How can I force a browser to stop playing and start over? There is no stop, just pause in HTML5 audio component, correct? What workaround can be used here?


Update - Additional note:

I have multiple checkbox-like div elements with a touchend event. When such event is triggered, the elements visually change, a sound is played and an internal variable is set accordingly. If user tap on these elements slowly, everything works nicely.

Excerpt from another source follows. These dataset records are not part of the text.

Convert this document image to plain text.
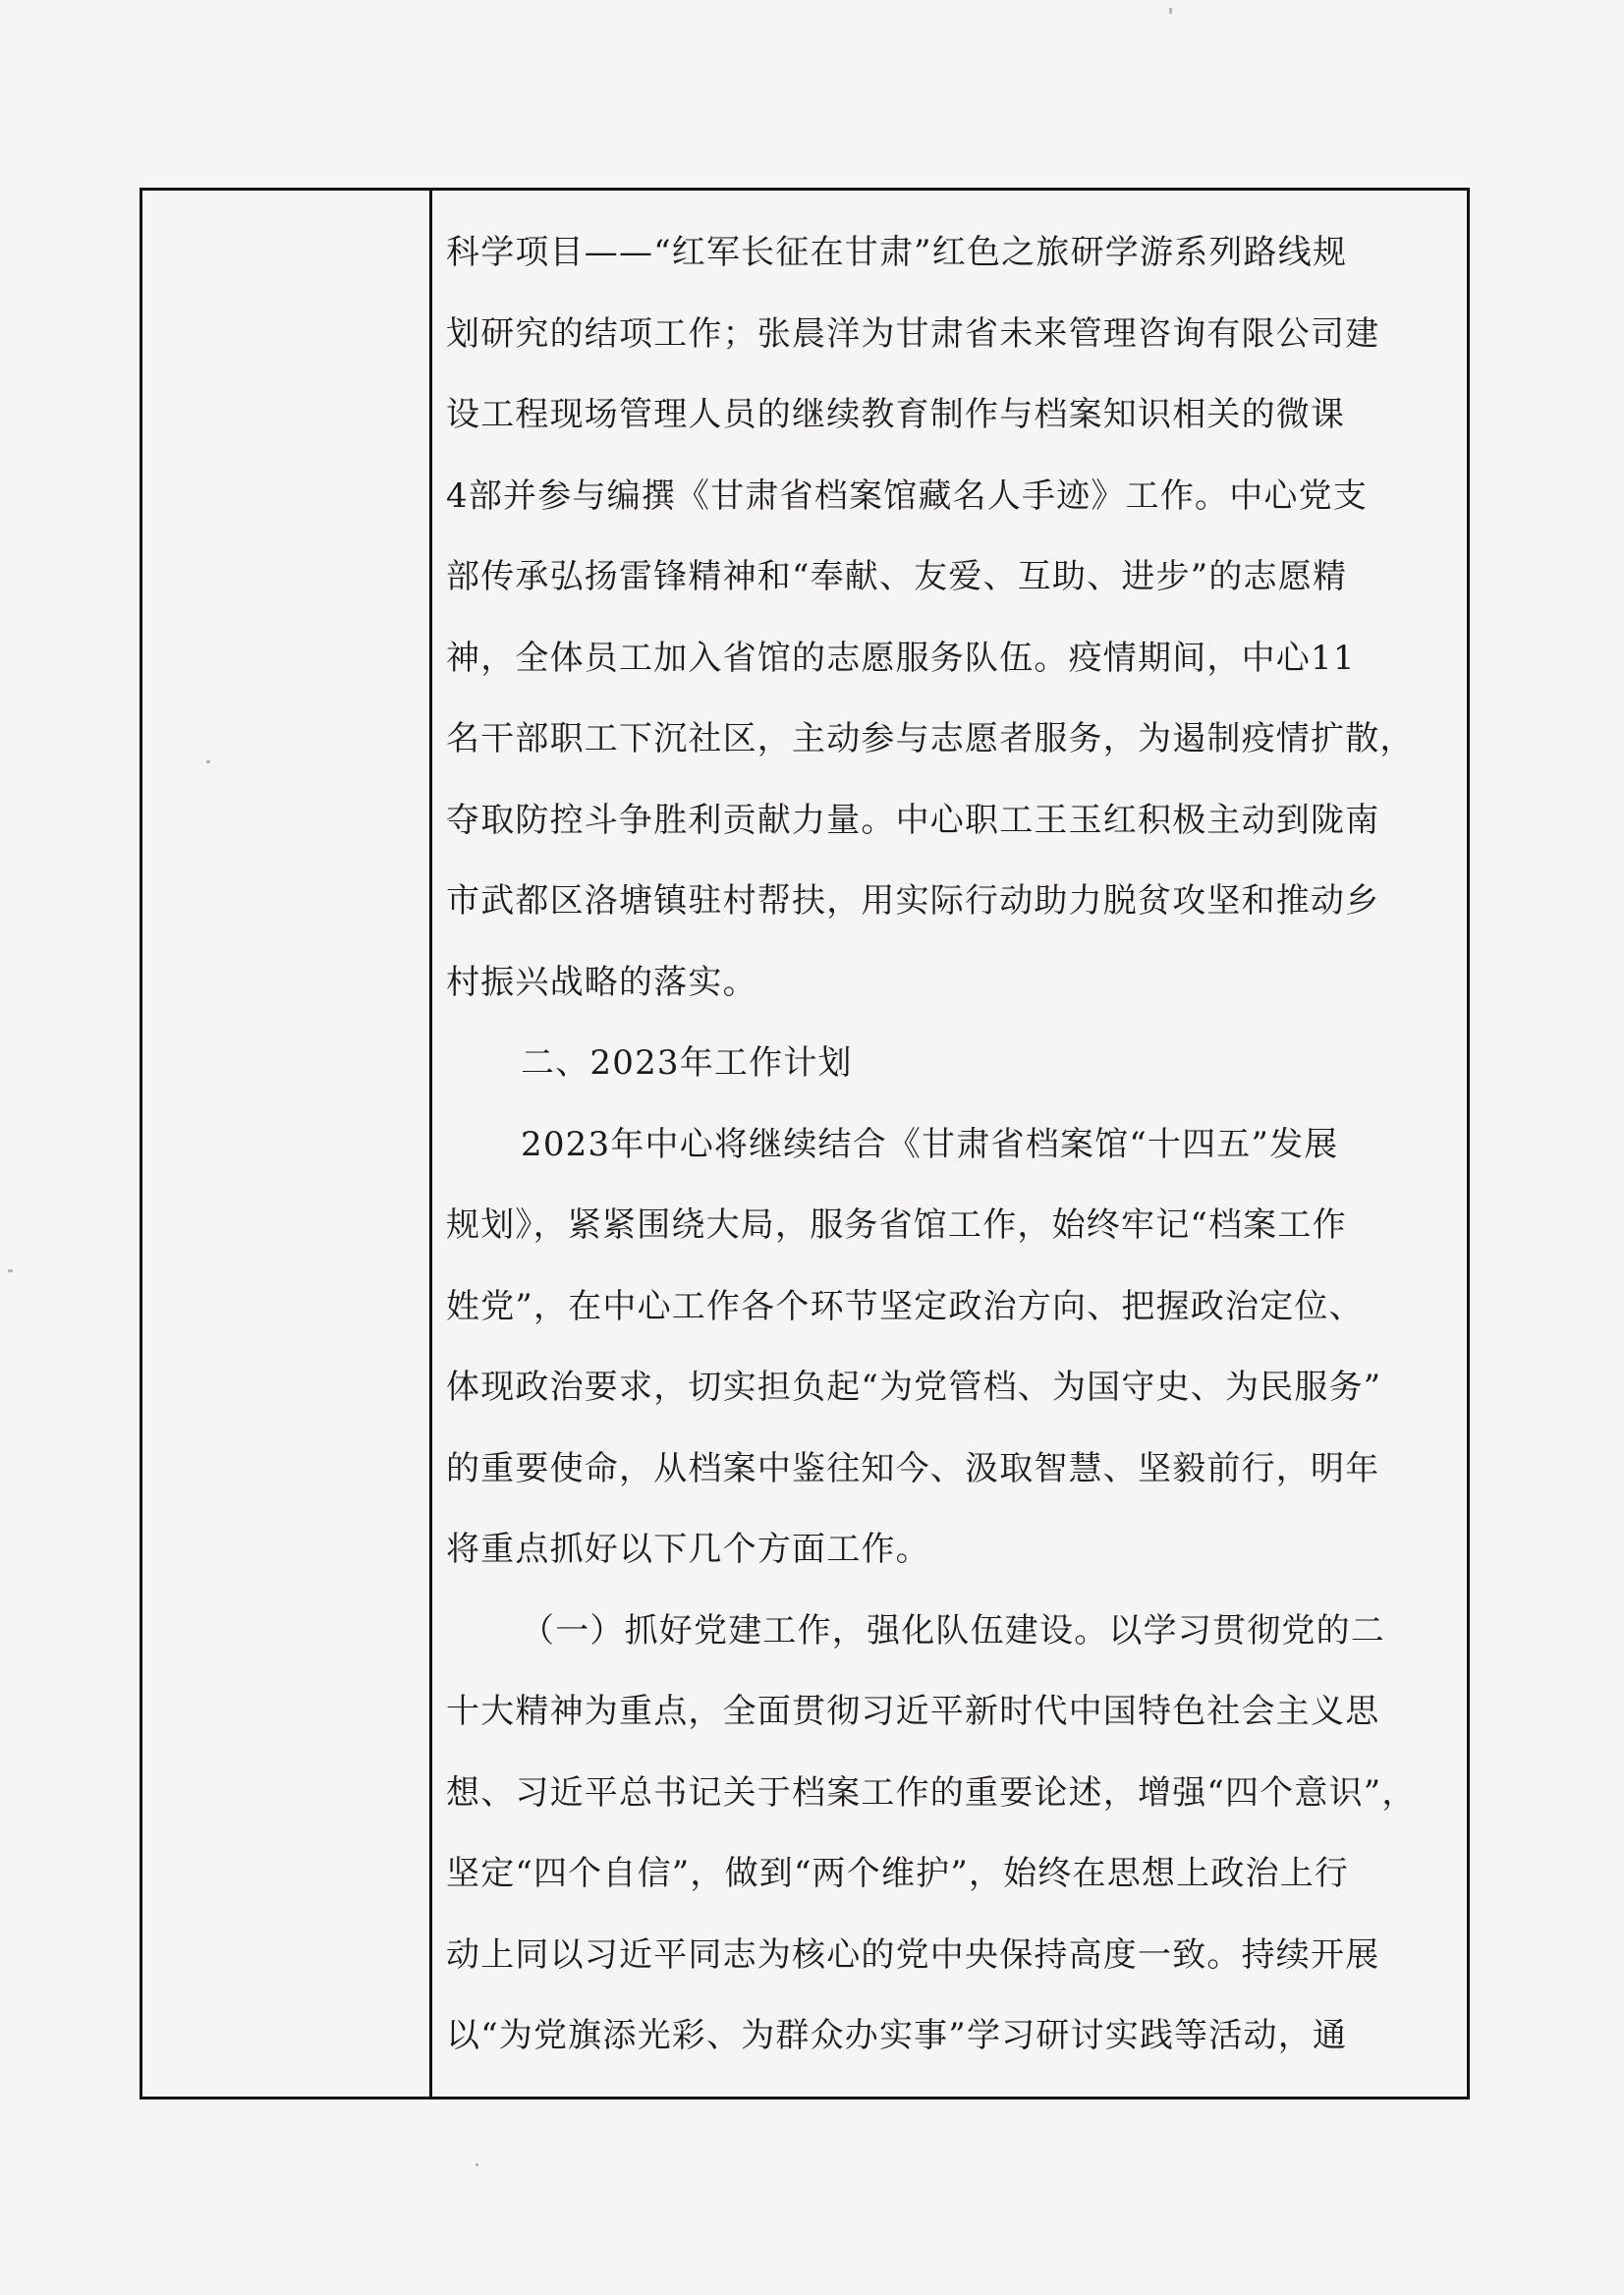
科学项目——“红军长征在甘肃”红色之旅研学游系列路线规
划研究的结项工作；张晨洋为甘肃省未来管理咨询有限公司建
设工程现场管理人员的继续教育制作与档案知识相关的微课
4部并参与编撰《甘肃省档案馆藏名人手迹》工作。中心党支
部传承弘扬雷锋精神和“奉献、友爱、互助、进步”的志愿精
神，全体员工加入省馆的志愿服务队伍。疫情期间，中心11
名干部职工下沉社区，主动参与志愿者服务，为遏制疫情扩散，
夺取防控斗争胜利贡献力量。中心职工王玉红积极主动到陇南
市武都区洛塘镇驻村帮扶，用实际行动助力脱贫攻坚和推动乡
村振兴战略的落实。
二、2023年工作计划
2023年中心将继续结合《甘肃省档案馆“十四五”发展
规划》，紧紧围绕大局，服务省馆工作，始终牢记“档案工作
姓党”，在中心工作各个环节坚定政治方向、把握政治定位、
体现政治要求，切实担负起“为党管档、为国守史、为民服务”
的重要使命，从档案中鉴往知今、汲取智慧、坚毅前行，明年
将重点抓好以下几个方面工作。
（一）抓好党建工作，强化队伍建设。以学习贯彻党的二
十大精神为重点，全面贯彻习近平新时代中国特色社会主义思
想、习近平总书记关于档案工作的重要论述，增强“四个意识”，
坚定“四个自信”，做到“两个维护”，始终在思想上政治上行
动上同以习近平同志为核心的党中央保持高度一致。持续开展
以“为党旗添光彩、为群众办实事”学习研讨实践等活动，通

If tap fast, the sound is often completely skipped...

4

4 Answers

46
votes

You can try this code:

audio.currentTime = 0;
audio.play();

It looks like this is the simplest solution.

9
votes

This is the code I've been using and it's working for me:

            if(audioSupport.duration > 0 && !audioSupport.paused){

                //already playing
                audioSupport.pause();
                audioSupport.currentTime = 0;
                audioSupport.play();

            }else{

                //not playing

                audioSupport.play();    

            }
1
votes

I noticed that on Firefox, playing a sound again and again really fast (like a short ticking sound) will skip beats often. The best solution I got was to simply call cloneNode and play each sound that way. Its not perfect (compared to Chrome where it sounds flawless):

var audio = document.getElementById('myaudio');
setInterval(function() {
    audio.cloneNode().play();
}, 100);
-1
votes

The only way i found how to play a short sound very quickly (so quick that the 2nd sound starts before the first ends) is to actually load 5 or 10 and if you have to play again but are already playing, just go to the next, which is not playing:

    var soundEls = [];//load 10 audios instead of 1
    for(var i=0;i<10;i++){
        var soundEl = document.createElement('audio');
        soundEl.src = url;
        soundEl.preload = 'auto';
        $(this._soundEl).append(soundEl);
        soundEls.push(soundEl);
    }

    var soundElIndex = 0;

    return {play:function(){
        var soundEl = soundEls[soundElIndex];

        if(soundEl.duration > 0 && !soundEl.paused){

            //already playing, switch to next soundEl
            soundElIndex++;
            if(!soundEls[soundElIndex]) soundElIndex=0;
            soundEls[soundElIndex].play();

        }else{

            //not playing
            soundEl.play();    

        }

    }};

Result of this is you can actually play the same sound over itself.

Probably not the right way to do it though.